The urea manufacturing companies, which enhanced their capacities through debottlenecking under the 2008 policy presently have a floor and cap of US$250 and US$425 a tonne, while the new policy proposes a floor and cap of US$290 and US$320 for expansions and revival of existing plants, and US$310 and US$340 for greenfield projects linked with gas prices of US$6.5. The floor price is the minimum production cost that the fertiliserministry takes into account while reimbursing the subsidy on urea while the cap is the highest cost that it assumes.

   

   

The fertiliser industry, under the banner of Fertiliser Association of India (FAI), is trying to bargain hard to maximise the benefit from the upcoming policy. It has written to the Department of Fertilisers presenting its reservations and expectations from the new policy.

   

   

In its effort to gain maximum from the new policy, the industry has sought safeguarding investments that went into debottlenecking under the policy unveiled in 2008. Besides, they are looking for enhanced returns for the domestic production in relation with the import parity price of urea and a wider band of prices for gas, which is a key requirement for urea production.

   

   

The FAI is demanding that the band of prices for gas be extended to at least US$20 considering the low domestic supply and an anticipated increase in prices by the time the new investment would begin production.

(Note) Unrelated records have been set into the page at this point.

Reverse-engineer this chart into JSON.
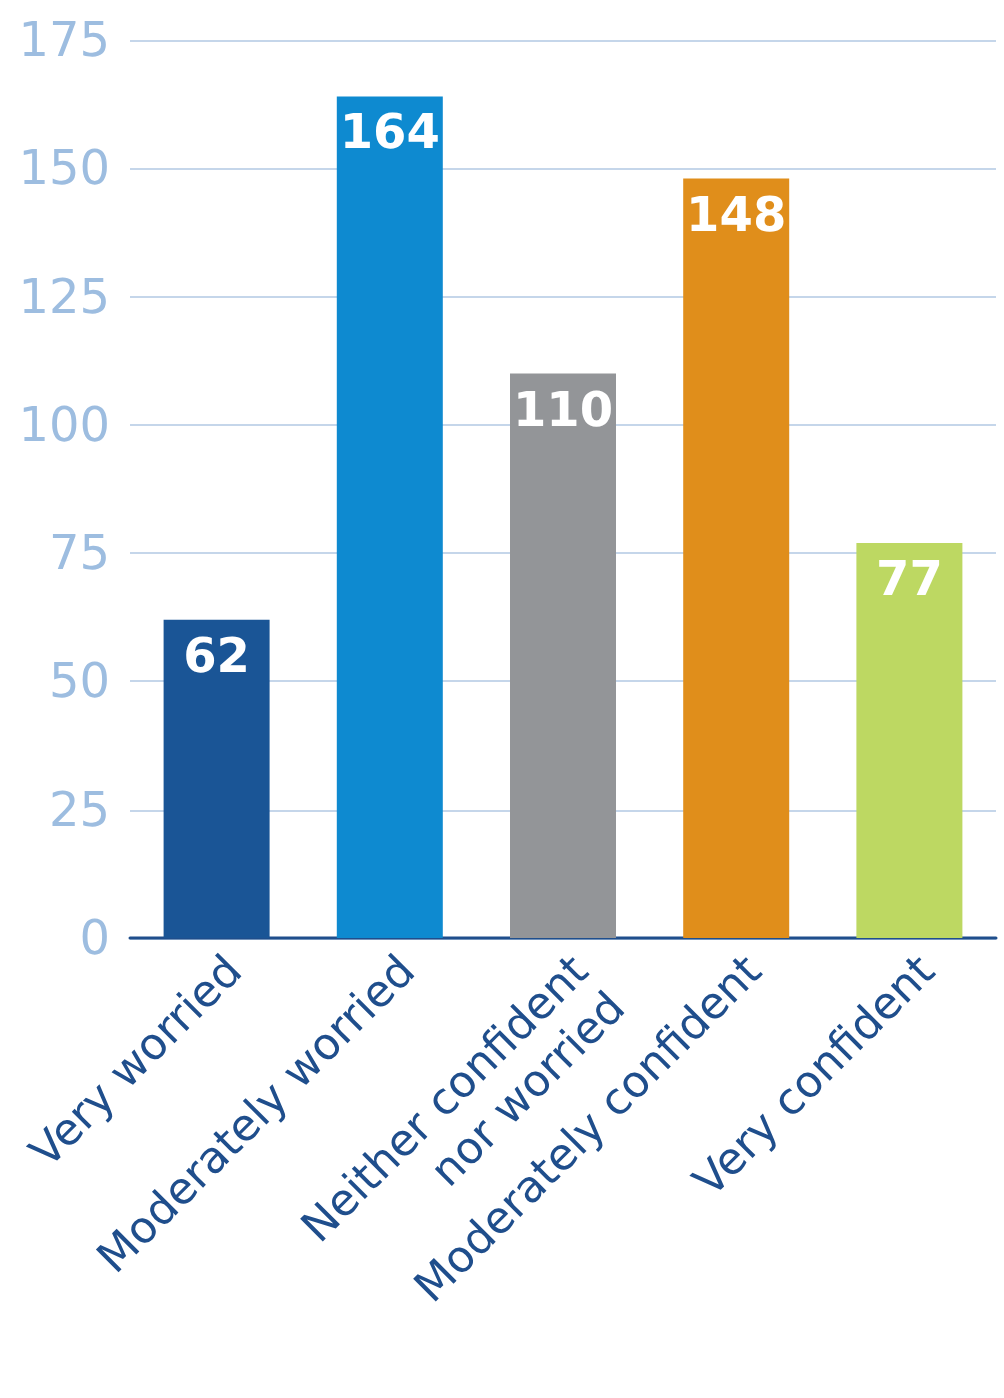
{
  "chart_data": {
    "type": "bar",
    "categories": [
      "Very worried",
      "Moderately worried",
      "Neither confident\nnor worried",
      "Moderately confident",
      "Very confident"
    ],
    "values": [
      62,
      164,
      110,
      148,
      77
    ],
    "colors": [
      "#1a5596",
      "#0e8ad0",
      "#939598",
      "#e08e1b",
      "#bdd862"
    ],
    "ylim": [
      0,
      175
    ],
    "yticks": [
      0,
      25,
      50,
      75,
      100,
      125,
      150,
      175
    ],
    "grid": "y",
    "data_labels": true
  }
}
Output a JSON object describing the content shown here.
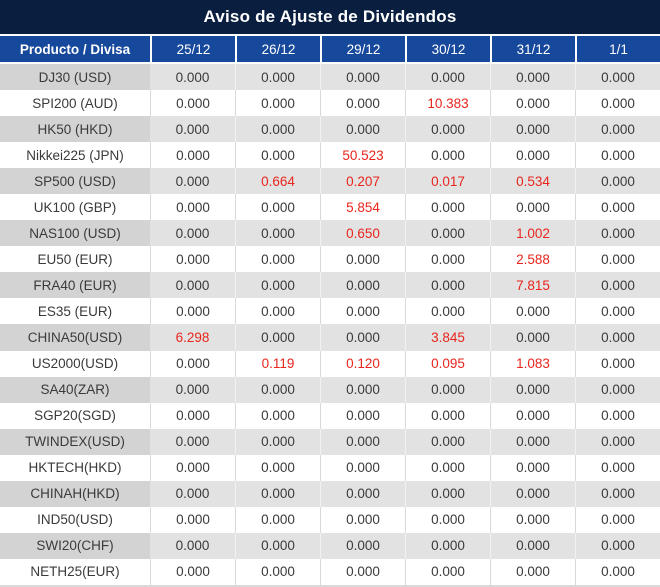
{
  "title": "Aviso de Ajuste de Dividendos",
  "table": {
    "product_header": "Producto / Divisa",
    "date_headers": [
      "25/12",
      "26/12",
      "29/12",
      "30/12",
      "31/12",
      "1/1"
    ],
    "rows": [
      {
        "product": "DJ30 (USD)",
        "values": [
          "0.000",
          "0.000",
          "0.000",
          "0.000",
          "0.000",
          "0.000"
        ],
        "red": [
          false,
          false,
          false,
          false,
          false,
          false
        ]
      },
      {
        "product": "SPI200 (AUD)",
        "values": [
          "0.000",
          "0.000",
          "0.000",
          "10.383",
          "0.000",
          "0.000"
        ],
        "red": [
          false,
          false,
          false,
          true,
          false,
          false
        ]
      },
      {
        "product": "HK50 (HKD)",
        "values": [
          "0.000",
          "0.000",
          "0.000",
          "0.000",
          "0.000",
          "0.000"
        ],
        "red": [
          false,
          false,
          false,
          false,
          false,
          false
        ]
      },
      {
        "product": "Nikkei225 (JPN)",
        "values": [
          "0.000",
          "0.000",
          "50.523",
          "0.000",
          "0.000",
          "0.000"
        ],
        "red": [
          false,
          false,
          true,
          false,
          false,
          false
        ]
      },
      {
        "product": "SP500 (USD)",
        "values": [
          "0.000",
          "0.664",
          "0.207",
          "0.017",
          "0.534",
          "0.000"
        ],
        "red": [
          false,
          true,
          true,
          true,
          true,
          false
        ]
      },
      {
        "product": "UK100 (GBP)",
        "values": [
          "0.000",
          "0.000",
          "5.854",
          "0.000",
          "0.000",
          "0.000"
        ],
        "red": [
          false,
          false,
          true,
          false,
          false,
          false
        ]
      },
      {
        "product": "NAS100 (USD)",
        "values": [
          "0.000",
          "0.000",
          "0.650",
          "0.000",
          "1.002",
          "0.000"
        ],
        "red": [
          false,
          false,
          true,
          false,
          true,
          false
        ]
      },
      {
        "product": "EU50 (EUR)",
        "values": [
          "0.000",
          "0.000",
          "0.000",
          "0.000",
          "2.588",
          "0.000"
        ],
        "red": [
          false,
          false,
          false,
          false,
          true,
          false
        ]
      },
      {
        "product": "FRA40 (EUR)",
        "values": [
          "0.000",
          "0.000",
          "0.000",
          "0.000",
          "7.815",
          "0.000"
        ],
        "red": [
          false,
          false,
          false,
          false,
          true,
          false
        ]
      },
      {
        "product": "ES35 (EUR)",
        "values": [
          "0.000",
          "0.000",
          "0.000",
          "0.000",
          "0.000",
          "0.000"
        ],
        "red": [
          false,
          false,
          false,
          false,
          false,
          false
        ]
      },
      {
        "product": "CHINA50(USD)",
        "values": [
          "6.298",
          "0.000",
          "0.000",
          "3.845",
          "0.000",
          "0.000"
        ],
        "red": [
          true,
          false,
          false,
          true,
          false,
          false
        ]
      },
      {
        "product": "US2000(USD)",
        "values": [
          "0.000",
          "0.119",
          "0.120",
          "0.095",
          "1.083",
          "0.000"
        ],
        "red": [
          false,
          true,
          true,
          true,
          true,
          false
        ]
      },
      {
        "product": "SA40(ZAR)",
        "values": [
          "0.000",
          "0.000",
          "0.000",
          "0.000",
          "0.000",
          "0.000"
        ],
        "red": [
          false,
          false,
          false,
          false,
          false,
          false
        ]
      },
      {
        "product": "SGP20(SGD)",
        "values": [
          "0.000",
          "0.000",
          "0.000",
          "0.000",
          "0.000",
          "0.000"
        ],
        "red": [
          false,
          false,
          false,
          false,
          false,
          false
        ]
      },
      {
        "product": "TWINDEX(USD)",
        "values": [
          "0.000",
          "0.000",
          "0.000",
          "0.000",
          "0.000",
          "0.000"
        ],
        "red": [
          false,
          false,
          false,
          false,
          false,
          false
        ]
      },
      {
        "product": "HKTECH(HKD)",
        "values": [
          "0.000",
          "0.000",
          "0.000",
          "0.000",
          "0.000",
          "0.000"
        ],
        "red": [
          false,
          false,
          false,
          false,
          false,
          false
        ]
      },
      {
        "product": "CHINAH(HKD)",
        "values": [
          "0.000",
          "0.000",
          "0.000",
          "0.000",
          "0.000",
          "0.000"
        ],
        "red": [
          false,
          false,
          false,
          false,
          false,
          false
        ]
      },
      {
        "product": "IND50(USD)",
        "values": [
          "0.000",
          "0.000",
          "0.000",
          "0.000",
          "0.000",
          "0.000"
        ],
        "red": [
          false,
          false,
          false,
          false,
          false,
          false
        ]
      },
      {
        "product": "SWI20(CHF)",
        "values": [
          "0.000",
          "0.000",
          "0.000",
          "0.000",
          "0.000",
          "0.000"
        ],
        "red": [
          false,
          false,
          false,
          false,
          false,
          false
        ]
      },
      {
        "product": "NETH25(EUR)",
        "values": [
          "0.000",
          "0.000",
          "0.000",
          "0.000",
          "0.000",
          "0.000"
        ],
        "red": [
          false,
          false,
          false,
          false,
          false,
          false
        ]
      }
    ]
  },
  "colors": {
    "title_bg": "#0a1e40",
    "header_bg": "#16499c",
    "row_gray_product": "#d3d3d3",
    "row_gray_value": "#e2e2e2",
    "divider": "#d9d9d9",
    "text": "#3a3a3a",
    "value_red": "#e8251d"
  }
}
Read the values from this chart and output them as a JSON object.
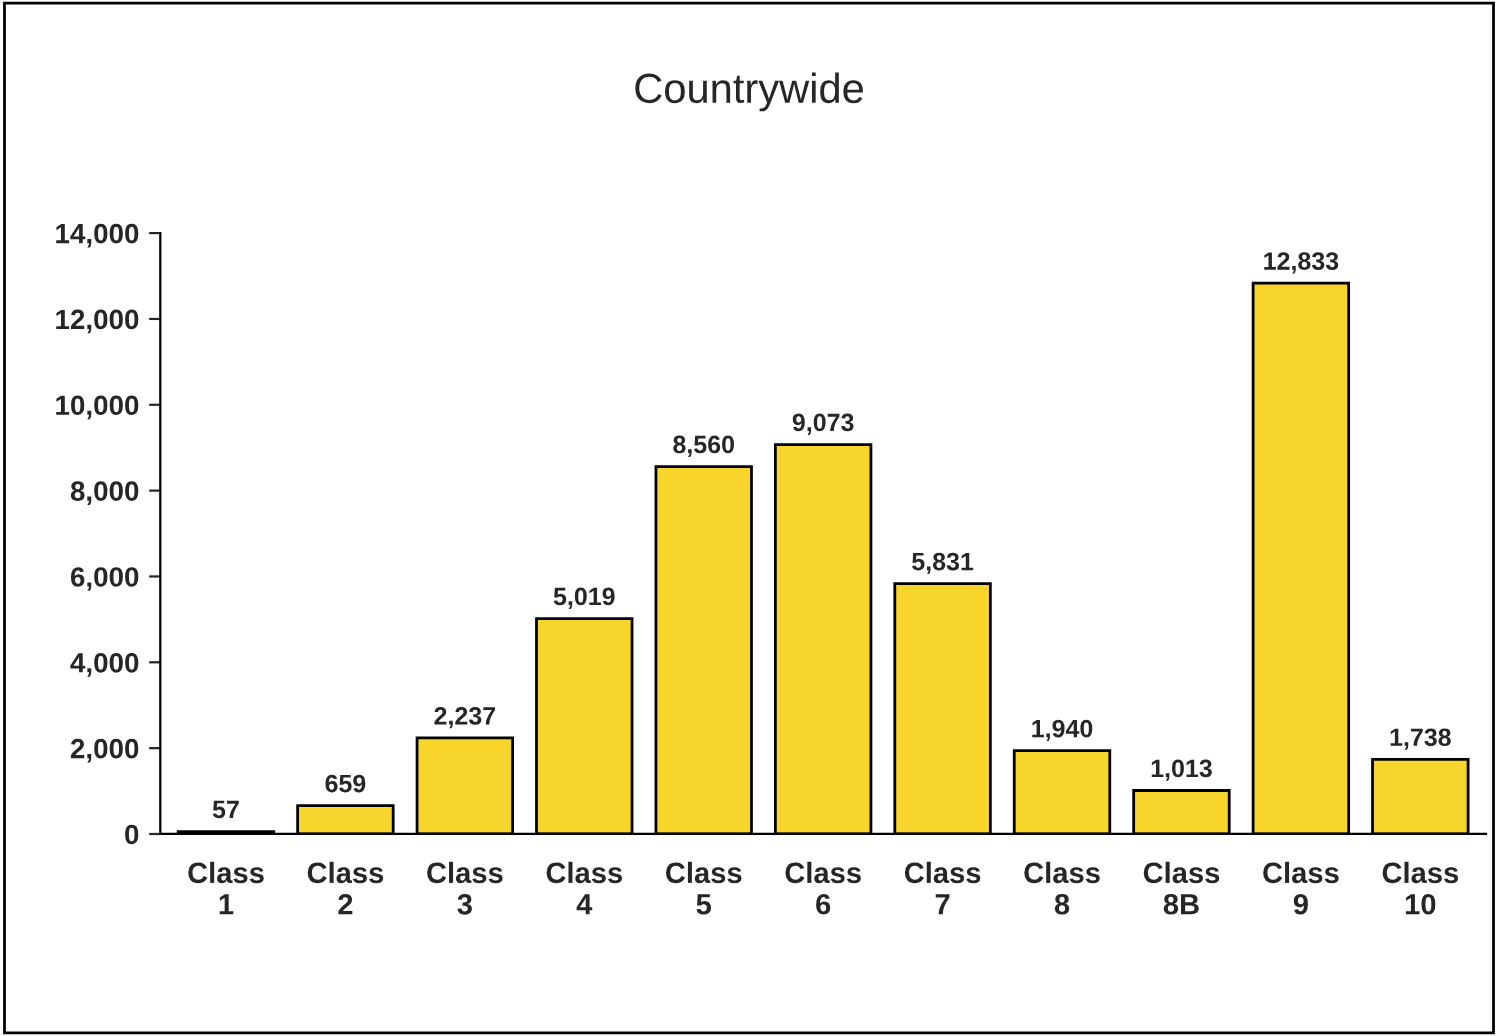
{
  "chart_data": {
    "type": "bar",
    "title": "Countrywide",
    "categories": [
      "Class 1",
      "Class 2",
      "Class 3",
      "Class 4",
      "Class 5",
      "Class 6",
      "Class 7",
      "Class 8",
      "Class 8B",
      "Class 9",
      "Class 10"
    ],
    "values": [
      57,
      659,
      2237,
      5019,
      8560,
      9073,
      5831,
      1940,
      1013,
      12833,
      1738
    ],
    "value_labels": [
      "57",
      "659",
      "2,237",
      "5,019",
      "8,560",
      "9,073",
      "5,831",
      "1,940",
      "1,013",
      "12,833",
      "1,738"
    ],
    "color": "#f7d52a",
    "ylim": [
      0,
      14000
    ],
    "yticks": [
      {
        "value": 0,
        "label": "0"
      },
      {
        "value": 2000,
        "label": "2,000"
      },
      {
        "value": 4000,
        "label": "4,000"
      },
      {
        "value": 6000,
        "label": "6,000"
      },
      {
        "value": 8000,
        "label": "8,000"
      },
      {
        "value": 10000,
        "label": "10,000"
      },
      {
        "value": 12000,
        "label": "12,000"
      },
      {
        "value": 14000,
        "label": "14,000"
      }
    ],
    "grid": false
  }
}
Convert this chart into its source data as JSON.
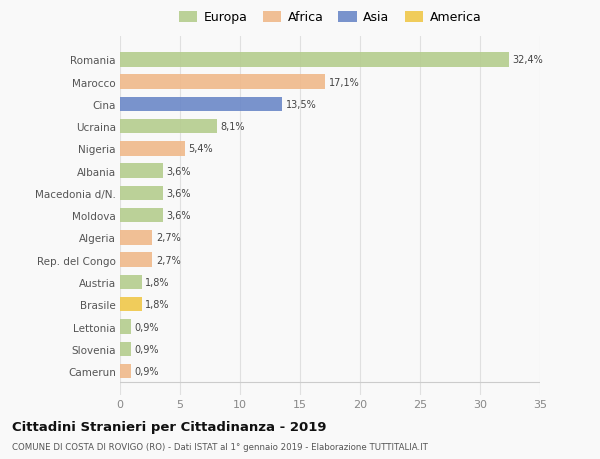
{
  "countries": [
    "Romania",
    "Marocco",
    "Cina",
    "Ucraina",
    "Nigeria",
    "Albania",
    "Macedonia d/N.",
    "Moldova",
    "Algeria",
    "Rep. del Congo",
    "Austria",
    "Brasile",
    "Lettonia",
    "Slovenia",
    "Camerun"
  ],
  "values": [
    32.4,
    17.1,
    13.5,
    8.1,
    5.4,
    3.6,
    3.6,
    3.6,
    2.7,
    2.7,
    1.8,
    1.8,
    0.9,
    0.9,
    0.9
  ],
  "labels": [
    "32,4%",
    "17,1%",
    "13,5%",
    "8,1%",
    "5,4%",
    "3,6%",
    "3,6%",
    "3,6%",
    "2,7%",
    "2,7%",
    "1,8%",
    "1,8%",
    "0,9%",
    "0,9%",
    "0,9%"
  ],
  "colors": [
    "#b5cd8e",
    "#f0b98a",
    "#6b88c8",
    "#b5cd8e",
    "#f0b98a",
    "#b5cd8e",
    "#b5cd8e",
    "#b5cd8e",
    "#f0b98a",
    "#f0b98a",
    "#b5cd8e",
    "#f0c84a",
    "#b5cd8e",
    "#b5cd8e",
    "#f0b98a"
  ],
  "legend_labels": [
    "Europa",
    "Africa",
    "Asia",
    "America"
  ],
  "legend_colors": [
    "#b5cd8e",
    "#f0b98a",
    "#6b88c8",
    "#f0c84a"
  ],
  "title": "Cittadini Stranieri per Cittadinanza - 2019",
  "subtitle": "COMUNE DI COSTA DI ROVIGO (RO) - Dati ISTAT al 1° gennaio 2019 - Elaborazione TUTTITALIA.IT",
  "xlim": [
    0,
    35
  ],
  "xticks": [
    0,
    5,
    10,
    15,
    20,
    25,
    30,
    35
  ],
  "background_color": "#f9f9f9",
  "grid_color": "#e0e0e0",
  "bar_height": 0.65
}
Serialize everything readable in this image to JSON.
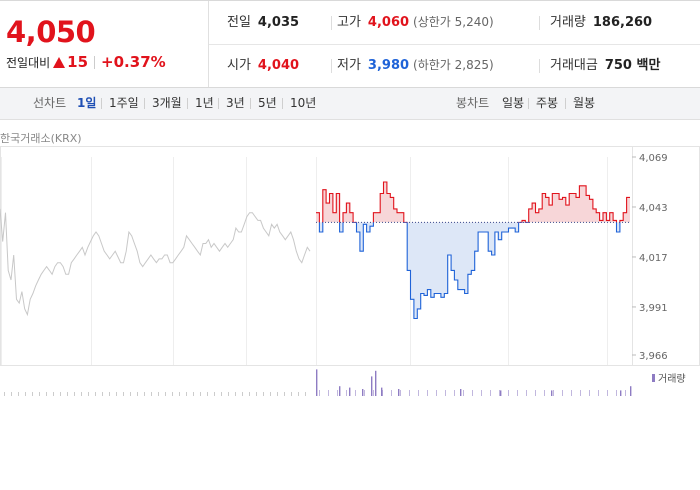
{
  "quote": {
    "current_price": "4,050",
    "change_label": "전일대비",
    "change_value": "15",
    "change_pct": "+0.37%"
  },
  "info": {
    "prev_close": {
      "label": "전일",
      "value": "4,035"
    },
    "high": {
      "label": "고가",
      "value": "4,060",
      "sub": "(상한가 5,240)"
    },
    "volume": {
      "label": "거래량",
      "value": "186,260"
    },
    "open": {
      "label": "시가",
      "value": "4,040"
    },
    "low": {
      "label": "저가",
      "value": "3,980",
      "sub": "(하한가 2,825)"
    },
    "amount": {
      "label": "거래대금",
      "value": "750 백만"
    }
  },
  "tabs": {
    "line_head": "선차트",
    "line_tabs": [
      "1일",
      "1주일",
      "3개월",
      "1년",
      "3년",
      "5년",
      "10년"
    ],
    "candle_head": "봉차트",
    "candle_tabs": [
      "일봉",
      "주봉",
      "월봉"
    ]
  },
  "chart_source": "한국거래소(KRX)",
  "chart_data": {
    "type": "line",
    "y_ticks": [
      "4,069",
      "4,043",
      "4,017",
      "3,991",
      "3,966"
    ],
    "ylim": [
      3966,
      4069
    ],
    "baseline": 4035,
    "volume_label": "거래량",
    "colors": {
      "up": "#e1131c",
      "down": "#1f63d8",
      "prev": "#c8c8c8",
      "volume": "#8e7cc3"
    },
    "prev_day_series": [
      4042,
      4025,
      4040,
      4010,
      4005,
      4018,
      3995,
      3993,
      3999,
      3990,
      3987,
      3995,
      3998,
      4002,
      4005,
      4008,
      4010,
      4012,
      4010,
      4008,
      4012,
      4014,
      4014,
      4012,
      4008,
      4008,
      4014,
      4016,
      4018,
      4020,
      4022,
      4018,
      4022,
      4025,
      4028,
      4030,
      4028,
      4024,
      4020,
      4018,
      4016,
      4018,
      4020,
      4017,
      4014,
      4014,
      4020,
      4030,
      4028,
      4024,
      4020,
      4014,
      4012,
      4014,
      4016,
      4018,
      4016,
      4014,
      4016,
      4016,
      4018,
      4018,
      4014,
      4014,
      4016,
      4018,
      4020,
      4022,
      4028,
      4026,
      4024,
      4022,
      4020,
      4018,
      4024,
      4024,
      4026,
      4022,
      4024,
      4022,
      4020,
      4022,
      4024,
      4022,
      4024,
      4026,
      4032,
      4030,
      4030,
      4034,
      4038,
      4040,
      4040,
      4038,
      4036,
      4036,
      4032,
      4030,
      4028,
      4034,
      4032,
      4034,
      4030,
      4028,
      4026,
      4028,
      4030,
      4026,
      4020,
      4016,
      4014,
      4018,
      4022,
      4020
    ],
    "today_series": [
      4040,
      4030,
      4052,
      4045,
      4050,
      4040,
      4050,
      4030,
      4040,
      4045,
      4040,
      4035,
      4030,
      4020,
      4034,
      4030,
      4033,
      4040,
      4040,
      4050,
      4056,
      4050,
      4048,
      4042,
      4040,
      4040,
      4035,
      4010,
      3995,
      3985,
      3990,
      3998,
      3997,
      4000,
      3996,
      3998,
      3998,
      3996,
      3998,
      4018,
      4010,
      4005,
      4000,
      4000,
      3998,
      4008,
      4010,
      4020,
      4030,
      4030,
      4030,
      4020,
      4018,
      4030,
      4026,
      4030,
      4030,
      4032,
      4032,
      4030,
      4035,
      4036,
      4035,
      4042,
      4045,
      4040,
      4042,
      4050,
      4048,
      4044,
      4050,
      4050,
      4047,
      4048,
      4044,
      4050,
      4050,
      4048,
      4054,
      4054,
      4049,
      4047,
      4042,
      4040,
      4036,
      4040,
      4036,
      4040,
      4036,
      4030,
      4036,
      4040,
      4048,
      4048
    ],
    "volume_marks": [
      [
        316,
        0.95
      ],
      [
        339,
        0.35
      ],
      [
        349,
        0.3
      ],
      [
        362,
        0.25
      ],
      [
        371,
        0.7
      ],
      [
        375,
        0.9
      ],
      [
        381,
        0.3
      ],
      [
        398,
        0.25
      ],
      [
        460,
        0.25
      ],
      [
        500,
        0.2
      ],
      [
        551,
        0.2
      ],
      [
        620,
        0.2
      ],
      [
        630,
        0.35
      ]
    ]
  }
}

Presently, the fertiliser companies get domestic gas at a landed cost of around US$7, while the price of imported LNG is around US$14 and US$15.

   

   

A sector analyst, who did not want to be quoted, said the keenness to discuss this policy at the earliest was primarily due to the factor that this time the government has learnt some lessons from its earlier mistakes and has formulated a policy that is closer to industry expectations.

   

   

On getting a price more reflective of international price, FAI has asked the government to increase the import parity price for brownfield production to 95% from the existing 90% and that of greenfield to 100% from 95%.

   

   

The new policy is said to be applicable for eight years from the date of start of production. It might take 4-5 years after the policy is notified, for the new investment greenfield plants to become operational. Under the 2008 policy, no investments were made in greenfield projects, while a few manufacturers enhanced production through debottlenecking.